ORV: 4D Occupancy-centric Robot Video Generation¶

Conference: CVPR 2026
Paper: CVF Open Access
Code: Code, models, and data will be released upon acceptance according to the paper
Area: Robotics / Embodied World Models
Keywords: Robot Video Generation, 4D Semantic Occupancy, World Models, Action-Conditioned Diffusion, Sim-to-Real

TL;DR¶

Based on a pretrained video diffusion model (CogVideoX-2B), ORV utilizes "chunked 7-DoF action conditioning" combined with "soft visual priors rendered from 4D semantic occupancy" to drive robot manipulation video generation. By bridging the gap between sparse control signals and dense pixels, ORV establishes a high-fidelity, controllable, cross-view consistent robot world model that supports sim-to-real transfer. It achieves an FVD 18.8% lower than the SOTA and serves as a data engine for visual planning and policy learning.

Background & Motivation¶

Background: Embodied AI suffers from a severe shortage of data. While traditional physics simulators (such as ManiSkill and MuJoCo) enable safe policy training and low-cost data collection, they lack visual realism. Consequently, "controllable video generation" has emerged as a promising data engine—predicting future RGB observations given an action sequence, which is equivalent to a neural simulator capable of rendering realistic frames.

Limitations of Prior Work: Existing action-conditioned video generation methods (such as IRASim, HMA, and AVID, which mostly use 7-DoF end-effector poses for control) still suffer from three major drawbacks: (p1) insufficient visual fidelity and temporal consistency; (p2) drift in future predictions and misalignment with real manipulation controls; and (p3) limitation to single-view generation without multi-view consistency constraints.

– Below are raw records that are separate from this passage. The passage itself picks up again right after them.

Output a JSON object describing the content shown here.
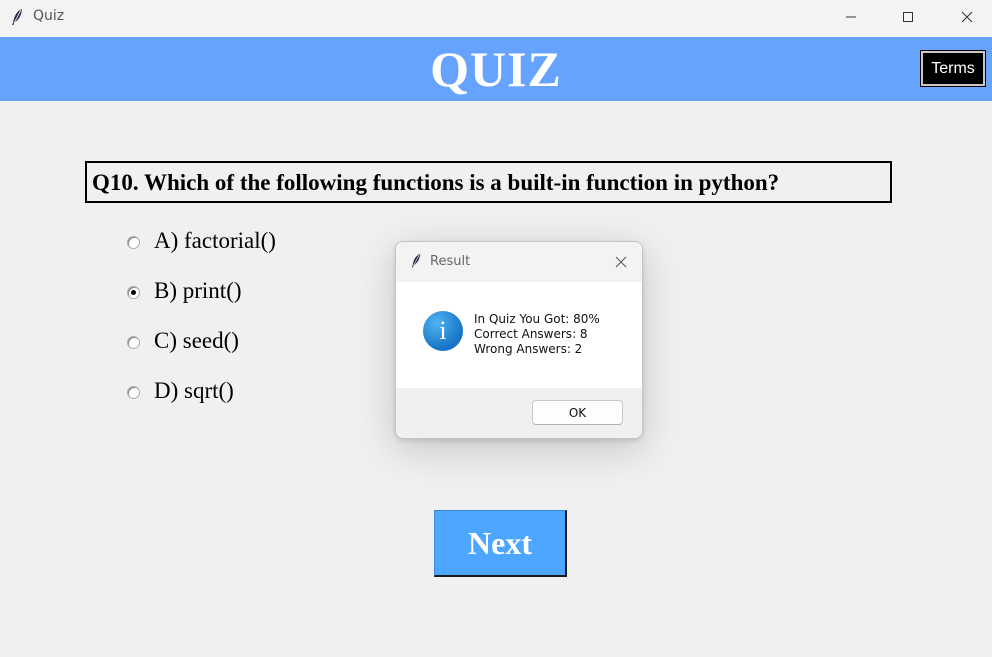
{
  "window": {
    "title": "Quiz",
    "icon": "feather-icon",
    "controls": [
      "minimize-icon",
      "maximize-icon",
      "close-icon"
    ]
  },
  "header": {
    "title": "QUIZ",
    "terms_label": "Terms",
    "bg_color": "#66a3ff"
  },
  "question": {
    "text": "Q10. Which of the following functions is a built-in function in python?"
  },
  "options": [
    {
      "label": "A) factorial()",
      "selected": false
    },
    {
      "label": "B) print()",
      "selected": true
    },
    {
      "label": "C) seed()",
      "selected": false
    },
    {
      "label": "D) sqrt()",
      "selected": false
    }
  ],
  "next_label": "Next",
  "dialog": {
    "title": "Result",
    "icon": "info-icon",
    "lines": [
      "In Quiz You Got: 80%",
      "Correct Answers: 8",
      "Wrong Answers: 2"
    ],
    "ok_label": "OK"
  }
}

Key Challenge: The authors attribute p2 and p3 to a fundamental "representation gap"—the input consists of sparse low-dimensional controls (7-DoF pose trajectories) while the output comprises dense high-dimensional pixel dynamics, lacking a bridge that can explicitly convey geometric and semantic information to the generator. Relying solely on abstract conditions like actions or language makes it difficult for the model to faithfully translate control into pixel variations.

Key Insight: The authors observe that 4D semantic occupancy serves as an ideal bridge. As a canonical voxel representation, it is robust to geometric noise (whether the reconstructed real surface is noisy or the simulated parametric surface is perfectly clean, the occupancy field provides a stable description, as shown in Paper Fig. 2), making it naturally suitable for sim-to-real transfer. Meanwhile, it carries both geometry and semantics, providing more complete information than fine-grained cues like optical flow, masks, or skeletons.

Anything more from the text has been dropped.